Why 2021 was a breakout year for Latin America’s VC ecosystem

In 2018, Marcelo Claure, COO of SoftBank Group and a native of Bolivia, realized something peculiar. The Vision Fund, SoftBank’s nearly $100 billion vehicle, was making investments in China, Southeast Asia and India, but there were no Latin America-based companies in the Japanese conglomerate’s portfolio.

“We were puzzled,” said Shu Nyatta, a managing partner at SoftBank who now co-leads the Latin America Fund. “Latin America has a population of 650 million people. It’s the same size, but twice the GDP of Southeast Asia, but the Southeast Asia venture ecosystem was light-years ahead then.”
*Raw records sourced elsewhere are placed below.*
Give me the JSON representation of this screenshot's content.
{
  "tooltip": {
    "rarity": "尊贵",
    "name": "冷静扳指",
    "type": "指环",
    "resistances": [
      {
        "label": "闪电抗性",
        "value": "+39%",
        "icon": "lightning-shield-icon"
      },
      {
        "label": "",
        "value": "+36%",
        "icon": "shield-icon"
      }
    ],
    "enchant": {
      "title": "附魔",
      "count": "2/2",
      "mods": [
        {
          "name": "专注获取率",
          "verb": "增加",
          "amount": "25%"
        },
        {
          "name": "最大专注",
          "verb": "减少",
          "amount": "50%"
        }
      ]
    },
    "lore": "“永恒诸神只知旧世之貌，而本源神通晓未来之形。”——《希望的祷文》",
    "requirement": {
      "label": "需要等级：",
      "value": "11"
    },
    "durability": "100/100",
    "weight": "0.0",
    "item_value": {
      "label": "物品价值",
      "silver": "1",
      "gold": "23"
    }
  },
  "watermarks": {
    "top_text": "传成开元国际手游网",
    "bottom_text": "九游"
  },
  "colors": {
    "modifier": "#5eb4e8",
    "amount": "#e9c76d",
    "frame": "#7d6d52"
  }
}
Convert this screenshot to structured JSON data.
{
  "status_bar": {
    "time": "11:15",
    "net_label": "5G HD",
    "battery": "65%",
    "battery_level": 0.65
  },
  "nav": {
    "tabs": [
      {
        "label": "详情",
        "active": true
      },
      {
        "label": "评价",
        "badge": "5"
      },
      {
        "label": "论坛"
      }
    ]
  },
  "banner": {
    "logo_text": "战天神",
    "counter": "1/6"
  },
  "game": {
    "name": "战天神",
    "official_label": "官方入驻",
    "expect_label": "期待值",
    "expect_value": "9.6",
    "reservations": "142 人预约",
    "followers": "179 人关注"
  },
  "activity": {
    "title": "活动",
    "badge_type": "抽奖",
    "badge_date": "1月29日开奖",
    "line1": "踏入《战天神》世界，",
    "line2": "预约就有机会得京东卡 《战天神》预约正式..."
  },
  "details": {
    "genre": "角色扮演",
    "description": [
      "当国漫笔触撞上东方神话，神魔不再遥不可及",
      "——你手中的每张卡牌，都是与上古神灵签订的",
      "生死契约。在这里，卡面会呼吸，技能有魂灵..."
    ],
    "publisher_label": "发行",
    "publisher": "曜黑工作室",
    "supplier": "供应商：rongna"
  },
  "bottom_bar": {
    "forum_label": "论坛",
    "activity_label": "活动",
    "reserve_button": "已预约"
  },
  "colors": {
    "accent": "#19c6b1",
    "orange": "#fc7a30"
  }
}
At that time, Latin America had some local early-stage VC firms and a few international players active in the region. But there were hardly any firms doing classic growth investing, Nyatta said.

SoftBank investors visited Brazil and Mexico and were impressed with the quality of entrepreneurs. The region seemed to have all the ingredients of a flourishing tech ecosystem.

“Our hypothesis was that all that was missing was real growth capital that would unlock founders’ ambitions,” Nyatta said.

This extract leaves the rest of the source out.